Menurut Frank dan Chong (dalam Jang, Kim, & Bonn, 2011), generasi Y memiliki pendapatan disposable yang lebih dibandingkan dengan generasi sebelumnya. Hal tersebut didukung dengan generasi Y yang telah terakulturasi menjadi lebih materialistik daripada generasi-generasi sebelumnya. (Bakewell & Mitchell, 2003). Para konsumen, khususnya yang berusia masih muda memiliki kebutuhan untuk menonjolkan self image mereka dengan memiliki penampilan yang keren dan berbeda dengan orang lain (Knight & Kim, 2007). Oleh karena itu, generasi Y secara umum menyukai merek yang memiliki identitas berdasarkan nilai yang dapat diidentifikasi, dan mampu mengekspresikan diri mereka (Taylor, 2012; Knight & Kim, 2007).
Keunikan dapat ditemukan pada konsumen di seluruh dunia (Sharma, Verma, & Sharma, 2017). Meskipun keunikan dapat ditemukan di seluruh dunia, tingkat kebutuhan akan keunikan (need for uniqueness) pada konsumen di tiap negara berbeda-beda (Schumpe, Hezberg, & Erb, 2016).

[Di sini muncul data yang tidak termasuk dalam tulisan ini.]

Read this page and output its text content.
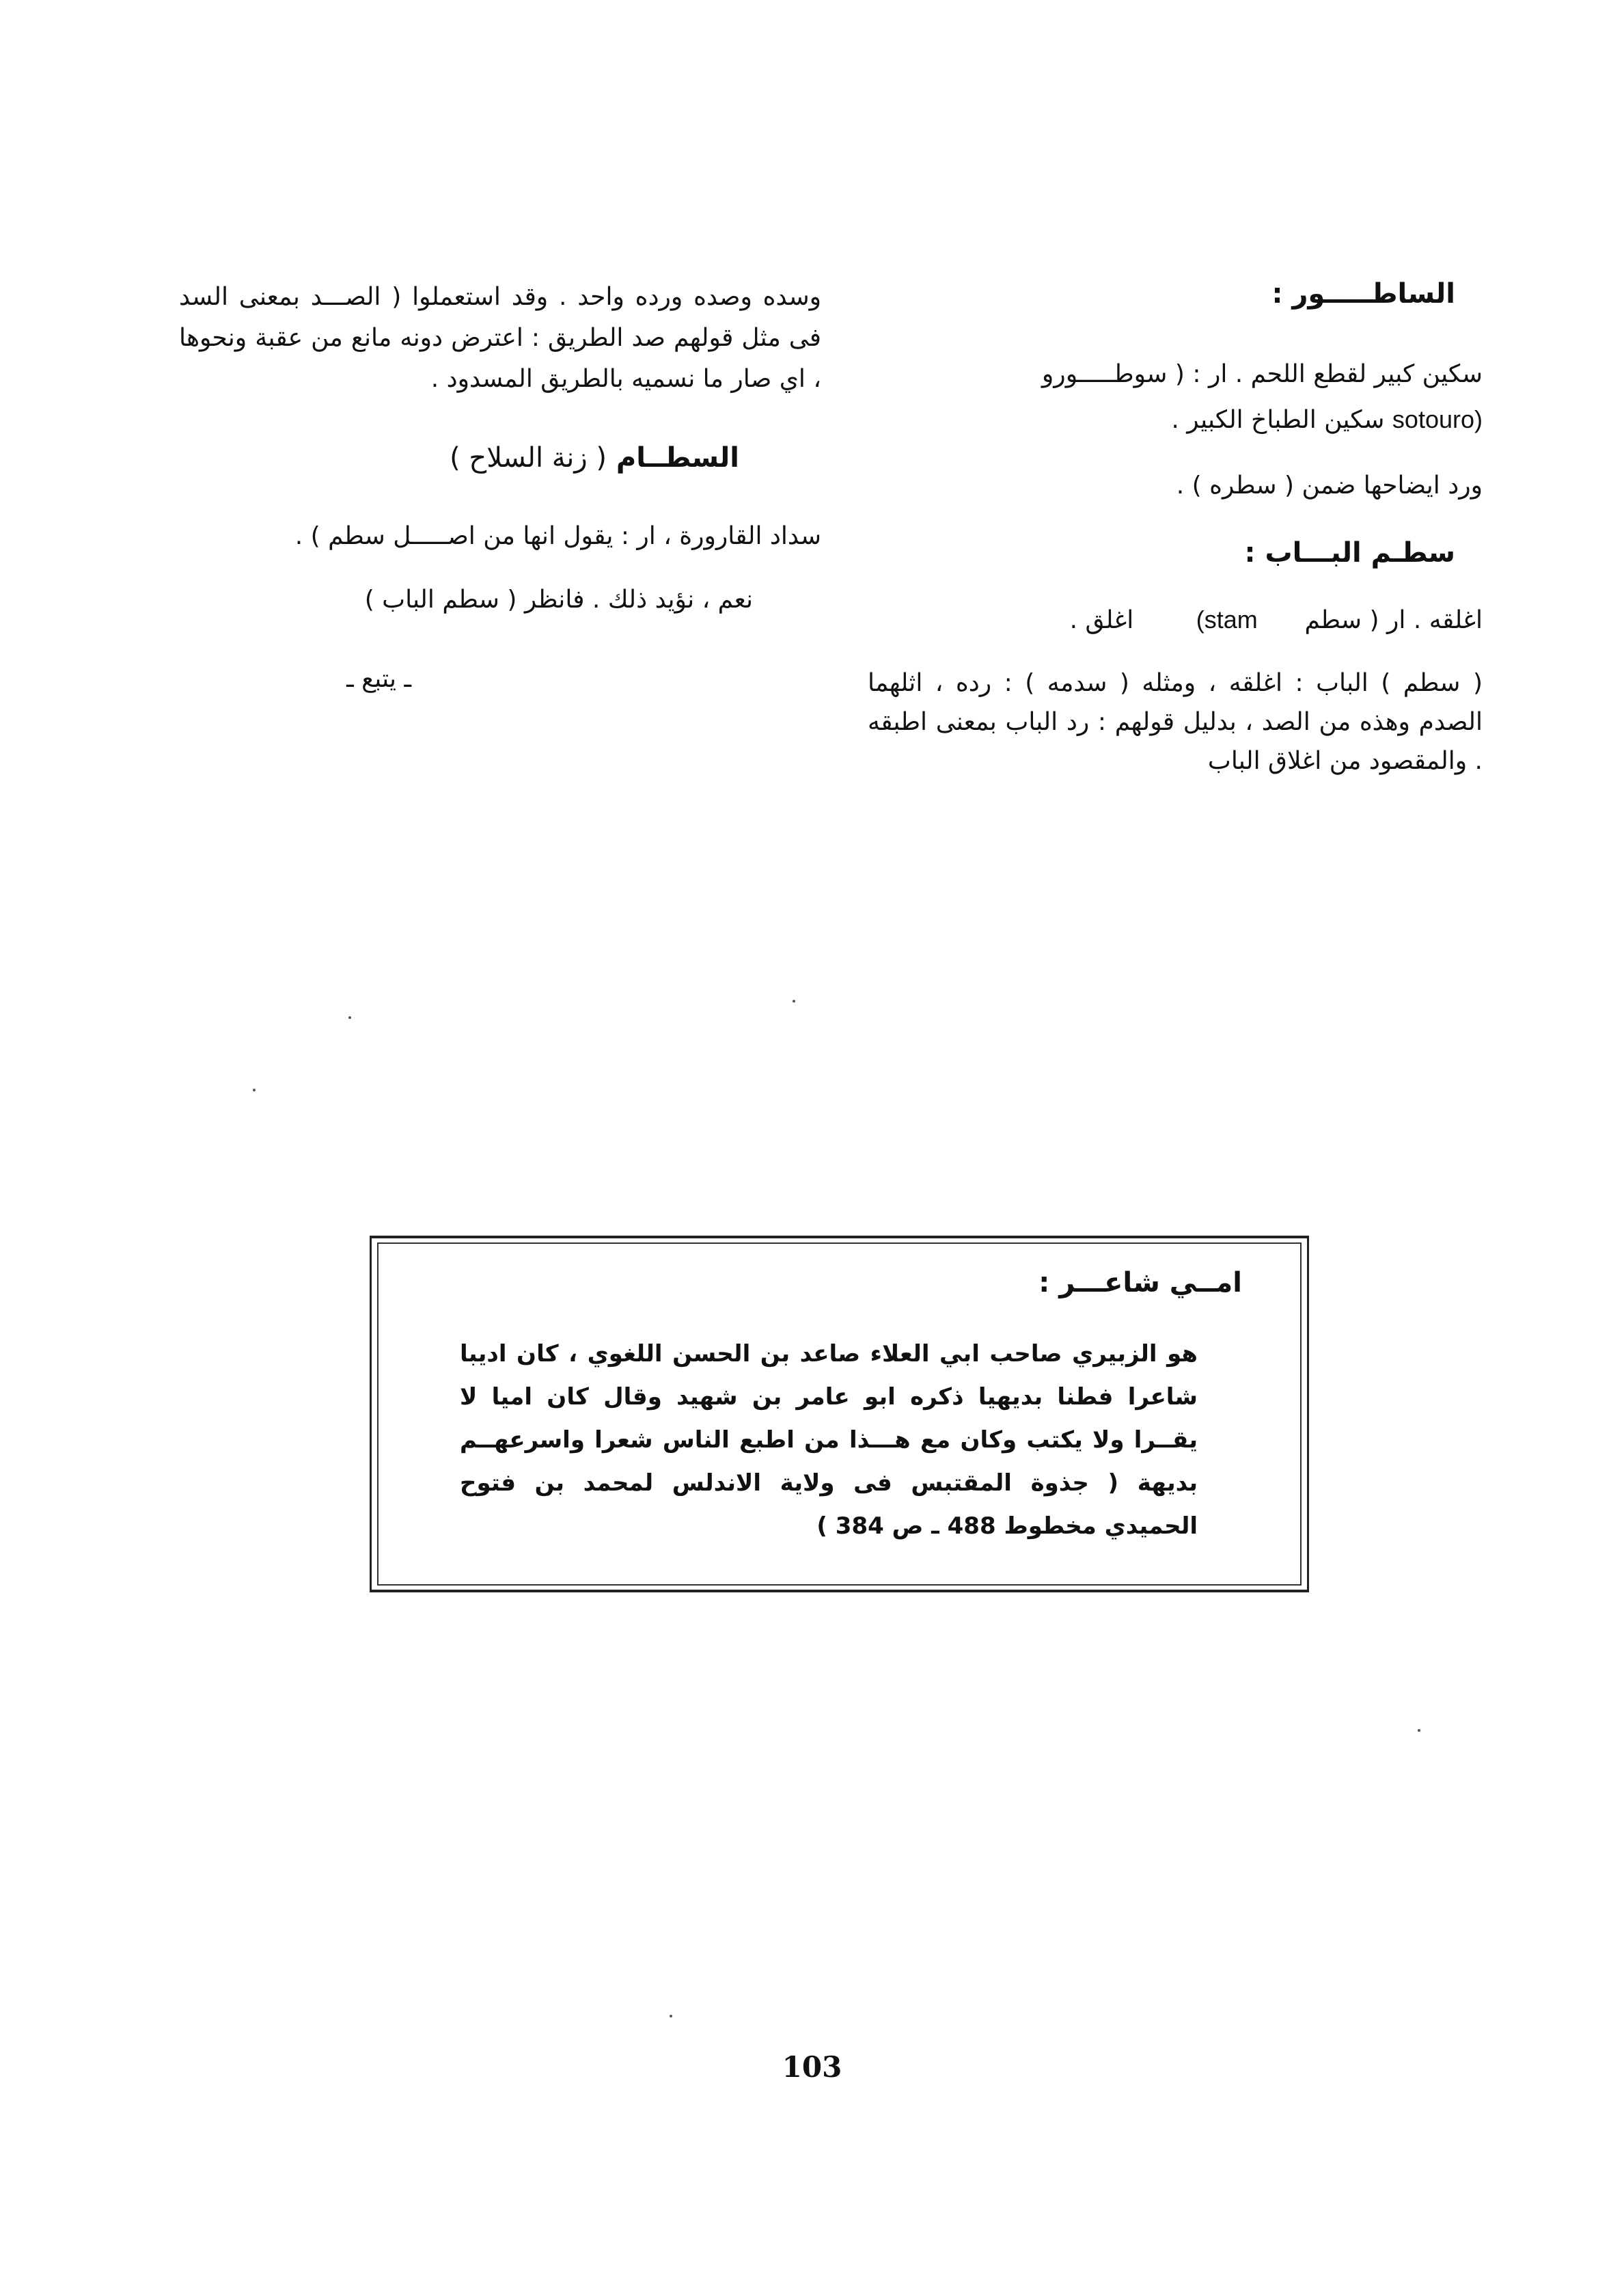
الساطـــــور :

سكين كبير لقطع اللحم . ار : ( سوطـــــورو

sotouro) سكين الطباخ الكبير .

ورد ايضاحها ضمن ( سطره ) .

سطـم البـــاب :

اغلقه . ار ( سطم      (stam        اغلق .

( سطم ) الباب : اغلقه ، ومثله ( سدمه ) : رده ، اثلهما الصدم وهذه من الصد ، بدليل قولهم : رد الباب بمعنى اطبقه . والمقصود من اغلاق الباب

وسده وصده ورده واحد . وقد استعملوا ( الصـــد بمعنى السد فى مثل قولهم صد الطريق : اعترض دونه مانع من عقبة ونحوها ، اي صار ما نسميه بالطريق المسدود .

السطــام ( زنة السلاح )

سداد القارورة ، ار : يقول انها من اصـــــل سطم ) .

نعم ، نؤيد ذلك . فانظر ( سطم الباب )

ـ يتبع ـ

امــي شاعـــر :

هو الزبيري صاحب ابي العلاء صاعد بن الحسن اللغوي ، كان اديبا شاعرا فطنا بديهيا ذكره ابو عامر بن شهيد وقال كان اميا لا يقــرا ولا يكتب وكان مع هـــذا من اطبع الناس شعرا واسرعهــم بديهة ( جذوة المقتبس فى ولاية الاندلس لمحمد بن فتوح الحميدي مخطوط 488 ـ ص 384 )

103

Misalnya, hasil penelitian dari Tafarodi, Marshal, & Karsura (2004) menemukan bahwa konsumen di Jepang memiliki kebutuhan untuk keunikan (need for uniqueness) yang lebih rendah dibandingkan dengan konsumen di Kanada, dan keubutuhan akan keunikan (need for uniqueness) di Korea lebih
rendah dibandingkan di German ( Schumpe et al, dalam Schumpe, Hezberg, & Erb, 2016).
Pada penelitian ini juga menunjukan bahwa tingkat kebutuhan akan keunikan (need for uniqueness) pada generasi Y khususnya di Indonesia tergolong rendah dan signifikan. Hal ini dapat dilihat dari data yang menunjukan bahwa mean empirik pada variabel kebutuhan akan keunikan (need for uniqueness) lebih rendah daripada mean teoritiknya (47.17<50) dengan nilai signifikansi sebesar 0.000 (<0.05). Peneliti juga menemukan subjek wanita pada penelitian ini memiliki kebutuhan akan keunikan (need for uniqueness) yang rendah dan signifikan. Hal tersebut dibuktikan dengan mean empiris yang lebih kecil daripada mean teoritiknya (46.98 < 50) dengan nilai signifikansi sebesar 0.000 (<0.05). Namun, pada subjek laki-laki tidak ditemukan perbedaan yang signifikan antara mean empirik dan mean teoritik kebutuhan akan keunikan (need for uniqueness).
Meskipun demikian, penelitian ini menemukan bahwa subjek memiliki tingkat intensi membeli fashion premium yang tinggi dan signifikan. Hal ini dapat dilihat dari mean empiris intensi membeli yang lebih besar daripada mean teoritiknya (10.658 > 10) dnegan niali signifikansi sebesar 0.000 (<0.55). Dari hasil data tambahan, yaitu uji perbedaan mean teoritis dan mean empiris intensi membeli pada subjek wanita juga memperoleh hasil bahwa subjek wanita memiliki intensi membeli fashion premium yang tinggi dan signifikan. Hal ini dapat dilihat dari mean empiris yang lebih tinggai daripada
mean teoritiknya (10.93 > 10) dengan nilai signifikansi sebesar 0.000 (<0.05). Namun tidak ditemukan perbedaan yang signifikan antara mean empirik dan mean teoritik intensi membeli fashion premium pada subjek pria
Meskipun tingkat kebutuhan akan keunikan (need for uniqueness) pada subjek penelitian ini tergolong rendah, tingkat intensi membeli produk fashion
premium pada subjek tergolong tinggi. Hal ini dapat disebabkan karena banyak faktor lain yang mendasari konsumen memiliki intensi membeli produk fashion premium, seperti segmentasi konsumen, status sosial, pengaruh budaya, materialisme, brand image yang positif, publikasi, rasa ekslusifitas, serta interaktif perusahaan dengan konsumen melalui media sosial (Schiffman, Kanuk, & Wisenblit, 2015; Shan et al, 2015).